Pressure from clubs on UEFA to expand Champions League squads
Juan José Saldaña
March 4, 2026

In the offices where the future of European football is shaped, the debate no longer revolves solely around calendars or formats, but around the very size of squads. The continent’s most powerful clubs have intensified their pressure on UEFA to increase the number of registered players in the Champions League from 25 to 28. What may seem like a technical adjustment actually contains a broader discussion about player welfare, competitiveness and structural balance.

The proposal was raised within the Club Competitions Committee, where differing interests coexist. There was no vote or formal resolution, but positions were clearly defined. While some view the expansion as a logical response to the extreme strain of the calendar, others warn that any change in the regulatory framework could disrupt the already delicate balance of European football. Far from being settled, the issue remains suspended in a tension that affects both executives and coaches.

More depth to sustain the elite

For the biggest clubs, the argument begins with an undeniable physical reality. The accumulation of matches, international commitments, and commercial demands have turned each season into a continuous endurance test. In that context, having three additional players is not about stockpiling resources, but about prevention. Reducing workloads, rotating more intelligently, and protecting key figures in decisive moments are presented as competitive necessities.

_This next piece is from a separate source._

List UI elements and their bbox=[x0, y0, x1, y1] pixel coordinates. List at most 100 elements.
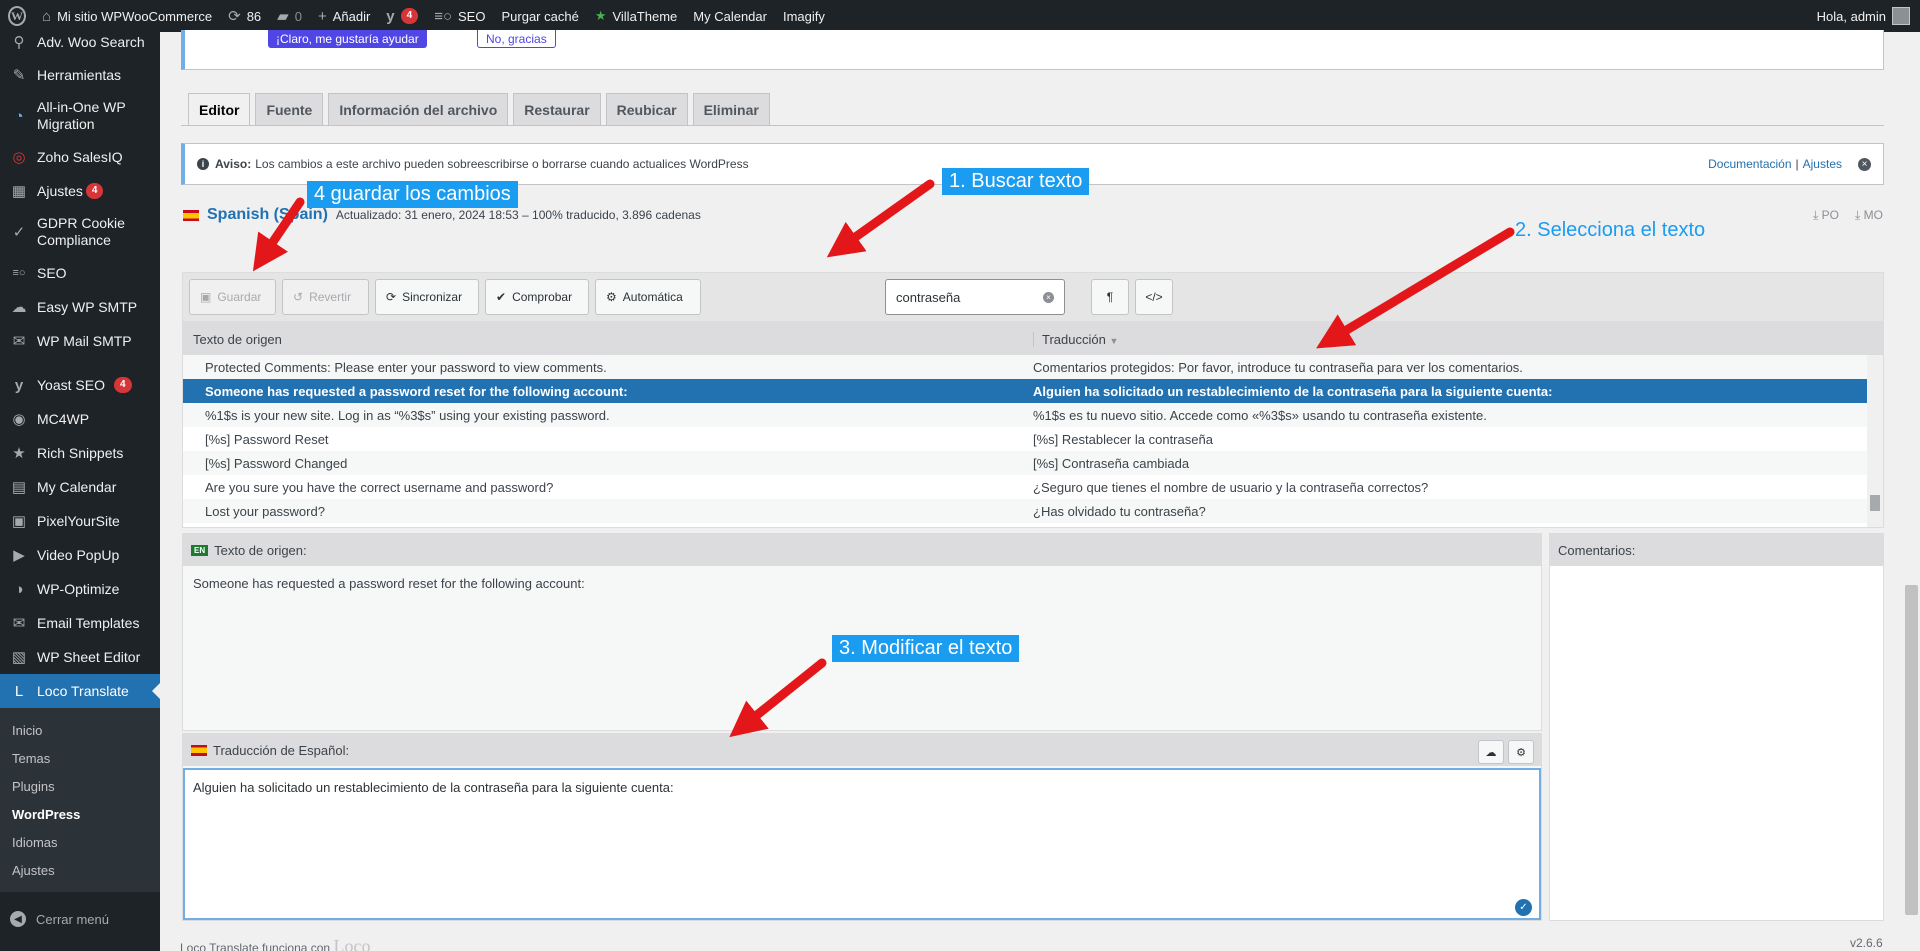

From this perspective, expanding squads would allow coaches to approach the decisive stages without collective performance depending on exhausted or recently recovered players. Bench depth is seen as a guarantee of sustained quality, preventing sharp declines in performance during the most demanding knockout rounds. For supporters of the measure, spectacle and physical integrity are not opposing variables, but complementary ones.

The fear of even greater talent concentration

On the other side, concern is less about workload management and more about talent distribution. Critics argue that the pool of elite footballers is limited and that allowing wealthier clubs to register more players would reinforce an already established trend: the concentration of top stars within a small group of teams. What for some is strategic depth, for others is structural hoarding.

The debate also unfolds amid broader economic transformation, with broadcasting revenues increasingly polarized toward major competitions. Smaller national leagues fear that any additional incentive to attract talent will accelerate their loss of competitiveness. At the recent Business of Football by the Financial Times summit, Charlie Marshall, chief executive of the European Club Association, argued that the pyramid must be protected through redistribution, while acknowledging the existence of hierarchy. Between safeguarding the system and following market logic, the discussion over squad sizes reflects some of the deepest tensions within European football.